Nevada dan California Berpadu Hadapi Tantangan Hukum Terhadap Kalshi
Di pesisir barat Amerika Serikat, ketegangan antara Nevada dan California dengan platform perdagangan Kalshi semakin meningkat. Kedua negara bagian tersebut sekarang memperkuat langkah hukum mereka untuk mengatasi masalah yang berkembang dengan cepat ini. Pada hari Jumat, Dewan Kontrol Permainan Nevada menyatakan telah mengajukan permohonan ke Pengadilan Distrik Yudisial Pertama untuk menahan Kalshi dalam penghinaan hukum karena ketidakpatuhan terhadap perintah untuk menghentikan perdagangan tertentu. Perintah pertama yang berlaku terhadap aktivitas Kalshi di wilayah AS ini dikeluarkan pada 3 April, diikuti oleh perintah yang telah diperbaharui pada 18 Mei. Namun, menurut dewan, Kalshi tetap belum mematuhi perintah yang diperbaharui tersebut. Nevada menuntut denda harian senilai $120.000 hingga ketaatan penuh diwujudkan, seperti yang tertulis dalam dokumen pengadilan.

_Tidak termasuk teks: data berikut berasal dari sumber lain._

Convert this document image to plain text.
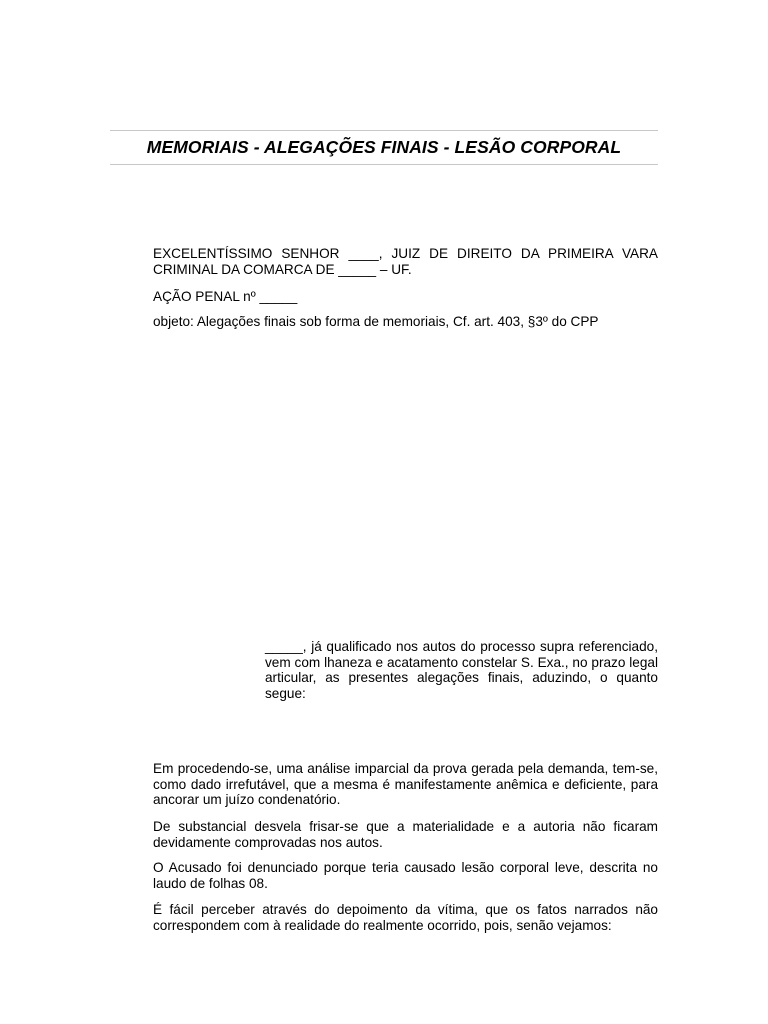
MEMORIAIS - ALEGAÇÕES FINAIS - LESÃO CORPORAL

EXCELENTÍSSIMO SENHOR ____, JUIZ DE DIREITO DA PRIMEIRA VARA CRIMINAL DA COMARCA DE _____ – UF.

AÇÃO PENAL nº _____

objeto: Alegações finais sob forma de memoriais, Cf. art. 403, §3º do CPP

_____, já qualificado nos autos do processo supra referenciado, vem com lhaneza e acatamento constelar S. Exa., no prazo legal articular, as presentes alegações finais, aduzindo, o quanto segue:

Em procedendo-se, uma análise imparcial da prova gerada pela demanda, tem-se, como dado irrefutável, que a mesma é manifestamente anêmica e deficiente, para ancorar um juízo condenatório.

De substancial desvela frisar-se que a materialidade e a autoria não ficaram devidamente comprovadas nos autos.

O Acusado foi denunciado porque teria causado lesão corporal leve, descrita no laudo de folhas 08.

É fácil perceber através do depoimento da vítima, que os fatos narrados não correspondem com à realidade do realmente ocorrido, pois, senão vejamos:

Menanggapi perintah tersebut, Kalshi telah membatasi akses pengguna dengan alamat IP di Nevada. Namun, tindakan ini dianggap hanya sebagai langkah awal dan belum sesuai dengan geofencing yang lebih efektif. Di AS, geofencing adalah pendekatan umum dalam industri perjudian, tetapi Kalshi enggan untuk menerapkannya sepenuhnya karena alasan biaya dan peraturan federal yang menuntut akses terbuka. Pengadilan telah mengindikasikan bahwa Kalshi menggunakan solusi buatan sendiri yang hanya mengandalkan alamat IP, dengan biaya sekitar $190.000, tetapi ini dianggap tidak dapat diandalkan untuk menetapkan lokasi pengguna secara akurat.
Gerakan Hukum Di California
Jaksa Agung California, Rob Bonta, mengungkapkan bahwa California telah bergabung dengan koalisi 37 jaksa agung lainnya untuk mengajukan amicus brief dalam kasus Kalshi melawan Negara Bagian Ohio, di Pengadilan Banding Sirkuit Keenam. Ini merupakan kontribusi ketujuh California dalam upaya kolektif ini melawan pasar prediksi seperti Kalshi. Sebelumnya, negara bagian tersebut juga ikut serta dalam perkara serupa di Tennessee, yang saat ini telah digabungkan dengan kasus Ohio. Pengumuman pekan lalu menandai kali pertama upaya tersebut dipublikasikan secara terbuka, mengisyaratkan bahwa intensitas hukum semakin meningkat, termasuk tindakan hukum terhadap Kalshi.
"Upaya ini mencerminkan komitmen kami untuk menjaga otoritas regulasi negara bagian terhadap perjudian ilegal," kata Bonta. "Pasar prediksi tidak boleh memanfaatkan celah hukum federal untuk melemahkan peraturan negara bagian kami."
Meskipun belum menuntut Kalshi secara langsung, California menghadapi tekanan dari suku permainan yang telah menggugat platform tersebut, mengklaim pelanggaran terhadap Undang-Undang Regulasi Permainan India. Suku-suku tersebut kalah dalam putusan pengadilan awal, namun saat ini mengajukan banding di Sirkuit Kesembilan. Di Nevada dan California, tokoh-tokoh kunci yang terlibat memiliki kepentingan pribadi. Jaksa Agung Nevada, Aaron Ford, yang sedang berkampanye untuk posisi gubernur, melihat isu ini sebagai peluang untuk menambah dukungan politik. Sebaliknya, Rob Bonta di California berusaha memperkuat posisinya terkait isu permainan melalui berbagai tindakan regulasi yang selaras dengan kepentingan suku permainan setempat.
Kalshi, melalui juru bicara Jacki McGavick, berargumen di X bahwa mereka telah memenuhi perintah yang ditetapkan di Nevada dan siap untuk berdialog lebih lanjut untuk menyelesaikan masalah potensial dalam teknologi mereka.